Мерзкое зимнее солнце слепило золотистые глаза, путалось в светлых прядях и отскакивало зайчиками от звенящих тонких браслетов на запястьях. Алессия выправила рукав своего бежевого пальто, подушечками пальцев прошлась по приятной на ощупь бархатистой ткани и еще раз выдохнула. Она безумно сильно хотела просто взять и запрыгнуть на этот мост, в свете отливающий самым чистым оттенком белого мрамора, пройтись по его перилам, а того и глядя полететь вниз раненой пташкой — чтобы волны скрыли ее в своих объятьях, приняли и устроили в подводном царстве местной королевой — девушка едва ли помнила, в какой из сказок она прочитала это, но что-то из детства еще отдавало слабыми отголосками. Относительно этого момента Лесси могла воспроизвести в своей голове только кашемировый свитер, приятно прилегающий к коже, запах пряностей и низкий женский голос, читающий ей строчки.
Варенн разлеглась на скамейке и уставилась на кусок голубого неба над ней — к солнечным дням она, как и Эль, относилась весьма положительно, но и не испытывала обжигающей, словно расплавленное золото, стекающее по рукам, ненависти к пасмурной погоде.
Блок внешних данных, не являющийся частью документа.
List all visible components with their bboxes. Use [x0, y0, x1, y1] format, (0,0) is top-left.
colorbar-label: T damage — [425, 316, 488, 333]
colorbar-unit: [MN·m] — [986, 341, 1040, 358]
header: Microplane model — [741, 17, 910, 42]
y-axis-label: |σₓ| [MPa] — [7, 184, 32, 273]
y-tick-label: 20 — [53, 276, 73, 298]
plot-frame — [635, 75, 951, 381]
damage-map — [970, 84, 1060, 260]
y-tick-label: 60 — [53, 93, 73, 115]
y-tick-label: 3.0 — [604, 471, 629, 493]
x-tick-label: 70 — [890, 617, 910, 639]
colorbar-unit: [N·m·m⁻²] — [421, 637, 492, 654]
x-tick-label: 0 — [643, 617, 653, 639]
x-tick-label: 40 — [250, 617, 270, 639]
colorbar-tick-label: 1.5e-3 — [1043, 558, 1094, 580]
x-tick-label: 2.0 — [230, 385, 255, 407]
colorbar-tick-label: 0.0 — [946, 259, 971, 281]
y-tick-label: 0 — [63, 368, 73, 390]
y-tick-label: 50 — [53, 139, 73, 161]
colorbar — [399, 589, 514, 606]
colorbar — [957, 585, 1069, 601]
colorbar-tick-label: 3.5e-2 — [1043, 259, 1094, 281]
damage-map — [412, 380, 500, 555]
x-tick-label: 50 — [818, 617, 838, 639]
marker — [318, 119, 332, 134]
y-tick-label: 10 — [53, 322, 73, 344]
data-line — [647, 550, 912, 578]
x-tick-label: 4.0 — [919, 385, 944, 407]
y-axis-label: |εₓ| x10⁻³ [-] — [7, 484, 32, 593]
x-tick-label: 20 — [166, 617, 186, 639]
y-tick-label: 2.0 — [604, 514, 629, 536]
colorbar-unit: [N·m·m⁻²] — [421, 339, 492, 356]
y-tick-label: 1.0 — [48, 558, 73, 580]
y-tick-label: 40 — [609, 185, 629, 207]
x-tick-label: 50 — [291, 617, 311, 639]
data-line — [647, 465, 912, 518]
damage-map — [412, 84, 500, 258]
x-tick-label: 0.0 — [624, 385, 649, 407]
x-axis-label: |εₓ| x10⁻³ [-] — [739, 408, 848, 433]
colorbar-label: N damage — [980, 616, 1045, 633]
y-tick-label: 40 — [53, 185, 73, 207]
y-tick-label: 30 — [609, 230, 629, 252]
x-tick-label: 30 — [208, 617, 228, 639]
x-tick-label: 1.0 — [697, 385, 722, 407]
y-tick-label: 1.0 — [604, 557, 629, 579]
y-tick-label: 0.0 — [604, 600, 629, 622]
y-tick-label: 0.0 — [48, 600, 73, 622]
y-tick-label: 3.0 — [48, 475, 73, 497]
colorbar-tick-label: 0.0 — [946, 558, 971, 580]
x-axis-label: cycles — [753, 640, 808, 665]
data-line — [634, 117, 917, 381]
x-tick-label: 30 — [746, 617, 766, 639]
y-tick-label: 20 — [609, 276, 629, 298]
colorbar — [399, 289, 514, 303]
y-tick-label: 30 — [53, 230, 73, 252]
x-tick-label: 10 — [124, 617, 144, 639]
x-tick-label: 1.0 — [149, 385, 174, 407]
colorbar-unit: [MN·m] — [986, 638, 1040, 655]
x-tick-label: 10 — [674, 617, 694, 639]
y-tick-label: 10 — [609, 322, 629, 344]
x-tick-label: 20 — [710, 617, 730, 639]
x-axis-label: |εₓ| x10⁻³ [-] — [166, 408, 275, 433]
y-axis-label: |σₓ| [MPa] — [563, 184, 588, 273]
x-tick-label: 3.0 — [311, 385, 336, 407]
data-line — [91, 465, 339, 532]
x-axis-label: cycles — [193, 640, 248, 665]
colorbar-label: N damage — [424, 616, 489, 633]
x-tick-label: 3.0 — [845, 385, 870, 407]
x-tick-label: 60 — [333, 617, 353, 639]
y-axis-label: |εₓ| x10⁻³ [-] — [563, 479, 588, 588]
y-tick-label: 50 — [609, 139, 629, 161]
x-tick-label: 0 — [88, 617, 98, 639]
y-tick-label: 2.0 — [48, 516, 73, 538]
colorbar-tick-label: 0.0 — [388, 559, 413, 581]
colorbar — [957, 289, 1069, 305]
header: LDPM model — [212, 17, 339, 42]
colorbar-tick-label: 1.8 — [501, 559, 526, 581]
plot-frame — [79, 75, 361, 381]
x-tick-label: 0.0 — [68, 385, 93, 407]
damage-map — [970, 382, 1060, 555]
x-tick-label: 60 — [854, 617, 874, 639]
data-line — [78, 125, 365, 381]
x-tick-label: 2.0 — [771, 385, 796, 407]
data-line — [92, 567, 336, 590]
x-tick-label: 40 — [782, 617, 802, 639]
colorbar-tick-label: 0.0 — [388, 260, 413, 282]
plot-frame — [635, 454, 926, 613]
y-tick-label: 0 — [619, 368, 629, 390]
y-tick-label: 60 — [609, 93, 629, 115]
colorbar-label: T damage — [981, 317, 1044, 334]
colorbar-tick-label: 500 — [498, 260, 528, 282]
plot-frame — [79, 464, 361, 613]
Да и Лондон она тоже не ненавидела — и иногда даже с удовольствием возвращалась домой из долгих утомительных путешествий. Когда луч попал прямо по глазам, Алессия фыркнула и резко подорвалась на месте.
Трава в парке уже начинала зеленеть, видимо, так благоприятно влиял на природу местный климат, и в летние дни художница часто приходила сюда с мольбертом, раскидывала на холстах прекрасные пейзажи и думала, что хоть где-то она по-настоящему хороша.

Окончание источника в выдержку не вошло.